Now, with the new Integrated Care Systems, (another top down redisorganisation), Government wants to reduce or abolish competition without the requisite change in the law. Which is why there are now 2 x legal challenges launched by members of the public.
https://www.crowdjustice.com/case/jr4nhs-round3/?utm_source=sendinblue&utm_campaign=Update997onUrgentLegalActionforOurNHSJR4NHSJanuary302018&utm_medium=email
https://www.crowdjustice.com/case/healthcare4all-stage3/
Stopetc.,
Yes I know – 38 Degrees tried and failed. But they had a go. I remember share in American health companies going up in value when this was done.

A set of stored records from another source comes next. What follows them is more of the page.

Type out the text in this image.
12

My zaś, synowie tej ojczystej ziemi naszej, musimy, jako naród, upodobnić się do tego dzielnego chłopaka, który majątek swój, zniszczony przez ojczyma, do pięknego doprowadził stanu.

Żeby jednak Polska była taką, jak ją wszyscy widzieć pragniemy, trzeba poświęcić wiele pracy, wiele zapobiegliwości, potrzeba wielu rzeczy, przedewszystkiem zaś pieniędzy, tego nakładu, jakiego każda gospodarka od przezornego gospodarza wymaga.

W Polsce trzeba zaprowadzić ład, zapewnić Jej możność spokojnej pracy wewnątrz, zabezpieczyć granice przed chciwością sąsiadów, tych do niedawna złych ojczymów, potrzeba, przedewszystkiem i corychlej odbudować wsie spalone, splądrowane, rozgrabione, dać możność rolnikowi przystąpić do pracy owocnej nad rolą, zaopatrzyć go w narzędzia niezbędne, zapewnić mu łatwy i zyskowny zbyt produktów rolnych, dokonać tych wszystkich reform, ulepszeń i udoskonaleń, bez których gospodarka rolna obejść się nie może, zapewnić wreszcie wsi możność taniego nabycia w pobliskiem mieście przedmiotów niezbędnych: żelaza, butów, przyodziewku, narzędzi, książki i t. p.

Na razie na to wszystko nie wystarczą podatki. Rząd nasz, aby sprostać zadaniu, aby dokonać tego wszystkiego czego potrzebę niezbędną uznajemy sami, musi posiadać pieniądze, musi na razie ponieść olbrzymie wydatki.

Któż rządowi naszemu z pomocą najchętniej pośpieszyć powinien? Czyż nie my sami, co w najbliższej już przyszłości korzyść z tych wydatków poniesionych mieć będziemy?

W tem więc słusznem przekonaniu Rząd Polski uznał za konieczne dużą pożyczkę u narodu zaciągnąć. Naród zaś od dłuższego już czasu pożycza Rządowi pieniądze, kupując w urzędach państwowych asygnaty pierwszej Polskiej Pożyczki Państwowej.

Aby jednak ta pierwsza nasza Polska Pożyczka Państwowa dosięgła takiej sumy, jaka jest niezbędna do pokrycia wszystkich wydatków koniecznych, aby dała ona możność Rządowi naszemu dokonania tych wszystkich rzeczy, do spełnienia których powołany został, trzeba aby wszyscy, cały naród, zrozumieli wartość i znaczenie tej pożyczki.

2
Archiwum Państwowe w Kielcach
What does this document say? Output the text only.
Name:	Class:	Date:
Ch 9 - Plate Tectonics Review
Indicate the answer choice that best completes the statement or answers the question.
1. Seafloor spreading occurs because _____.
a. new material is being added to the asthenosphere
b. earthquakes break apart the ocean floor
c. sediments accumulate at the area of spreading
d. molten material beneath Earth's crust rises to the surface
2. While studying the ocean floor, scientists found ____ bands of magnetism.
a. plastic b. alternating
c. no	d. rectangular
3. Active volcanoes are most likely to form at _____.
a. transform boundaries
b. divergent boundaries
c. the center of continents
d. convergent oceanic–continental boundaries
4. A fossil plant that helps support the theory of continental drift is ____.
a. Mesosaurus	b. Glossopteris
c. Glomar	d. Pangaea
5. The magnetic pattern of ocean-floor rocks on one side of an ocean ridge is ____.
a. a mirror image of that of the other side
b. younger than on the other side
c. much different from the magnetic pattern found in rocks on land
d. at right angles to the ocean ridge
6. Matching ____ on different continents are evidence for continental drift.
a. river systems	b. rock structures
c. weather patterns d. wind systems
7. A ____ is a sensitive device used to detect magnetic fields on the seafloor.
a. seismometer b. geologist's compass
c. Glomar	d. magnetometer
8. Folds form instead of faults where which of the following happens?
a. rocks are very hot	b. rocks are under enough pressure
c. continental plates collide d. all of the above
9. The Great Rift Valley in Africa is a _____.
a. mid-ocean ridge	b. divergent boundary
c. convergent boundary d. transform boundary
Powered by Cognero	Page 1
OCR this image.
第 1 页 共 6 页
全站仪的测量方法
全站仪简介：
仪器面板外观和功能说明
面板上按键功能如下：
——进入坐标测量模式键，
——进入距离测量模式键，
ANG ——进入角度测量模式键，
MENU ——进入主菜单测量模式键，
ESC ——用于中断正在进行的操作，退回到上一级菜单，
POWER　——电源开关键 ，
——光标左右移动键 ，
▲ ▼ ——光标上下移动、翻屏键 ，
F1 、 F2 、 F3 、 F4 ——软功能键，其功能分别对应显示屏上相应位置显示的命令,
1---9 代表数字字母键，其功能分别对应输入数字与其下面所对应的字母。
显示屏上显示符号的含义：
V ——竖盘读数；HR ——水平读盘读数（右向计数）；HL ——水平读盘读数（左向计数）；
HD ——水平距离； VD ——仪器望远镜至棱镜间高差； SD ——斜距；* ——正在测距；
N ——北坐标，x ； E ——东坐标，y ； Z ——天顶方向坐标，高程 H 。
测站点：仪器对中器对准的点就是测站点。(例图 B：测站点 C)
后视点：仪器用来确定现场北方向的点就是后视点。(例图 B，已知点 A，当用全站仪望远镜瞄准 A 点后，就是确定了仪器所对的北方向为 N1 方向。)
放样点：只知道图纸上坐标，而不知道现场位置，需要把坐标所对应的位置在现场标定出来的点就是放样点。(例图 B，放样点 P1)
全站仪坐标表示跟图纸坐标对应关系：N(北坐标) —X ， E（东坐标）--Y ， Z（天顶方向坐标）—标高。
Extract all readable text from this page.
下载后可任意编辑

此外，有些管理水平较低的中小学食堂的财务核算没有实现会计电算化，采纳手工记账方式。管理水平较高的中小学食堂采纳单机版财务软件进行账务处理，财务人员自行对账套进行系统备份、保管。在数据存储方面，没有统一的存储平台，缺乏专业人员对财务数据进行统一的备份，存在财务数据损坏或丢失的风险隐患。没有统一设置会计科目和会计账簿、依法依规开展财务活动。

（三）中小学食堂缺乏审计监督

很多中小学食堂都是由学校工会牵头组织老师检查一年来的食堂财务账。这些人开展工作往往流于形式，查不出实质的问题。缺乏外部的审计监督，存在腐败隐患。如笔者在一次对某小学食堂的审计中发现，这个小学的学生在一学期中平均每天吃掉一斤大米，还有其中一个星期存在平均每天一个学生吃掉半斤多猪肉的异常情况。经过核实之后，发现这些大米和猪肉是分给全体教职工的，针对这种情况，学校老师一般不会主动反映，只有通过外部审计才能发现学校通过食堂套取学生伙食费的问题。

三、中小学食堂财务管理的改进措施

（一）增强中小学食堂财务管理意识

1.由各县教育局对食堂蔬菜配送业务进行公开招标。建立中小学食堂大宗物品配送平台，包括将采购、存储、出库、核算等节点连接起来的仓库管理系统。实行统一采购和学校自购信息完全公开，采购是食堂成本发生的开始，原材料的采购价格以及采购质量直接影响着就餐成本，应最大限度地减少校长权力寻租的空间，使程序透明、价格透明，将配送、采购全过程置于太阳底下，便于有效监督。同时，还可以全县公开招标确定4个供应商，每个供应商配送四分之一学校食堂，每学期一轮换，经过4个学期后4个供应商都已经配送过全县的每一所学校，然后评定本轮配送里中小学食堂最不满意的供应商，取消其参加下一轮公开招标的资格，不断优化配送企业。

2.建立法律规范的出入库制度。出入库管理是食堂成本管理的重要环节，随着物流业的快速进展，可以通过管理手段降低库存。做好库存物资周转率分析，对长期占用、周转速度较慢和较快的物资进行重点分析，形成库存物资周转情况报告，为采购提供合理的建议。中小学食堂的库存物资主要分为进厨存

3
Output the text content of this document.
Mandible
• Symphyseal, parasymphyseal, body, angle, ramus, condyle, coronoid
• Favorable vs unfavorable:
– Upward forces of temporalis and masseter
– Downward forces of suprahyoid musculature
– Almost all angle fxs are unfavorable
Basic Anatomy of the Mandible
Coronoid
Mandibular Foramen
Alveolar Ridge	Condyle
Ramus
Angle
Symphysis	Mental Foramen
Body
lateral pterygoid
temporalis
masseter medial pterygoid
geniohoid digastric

The link to the SoS must be restored.
And thank you for the links. I wish them the best of luck.
But here we are with the MSM attacking Oxfam when the Tories have effectively and purposefully abrogated their responsibility for the NHS and where was the outrage about this.
The Tories have got away with it for now.
It would be interesting to see the number of MPs who have used prostitutes. The problem seems to me to be not so much that these people (wrongly) took advantage of vulnerable people, but that the system our Government so enthusiastically subscribes to, was, is, and will be, taking advantage of vulnerable people.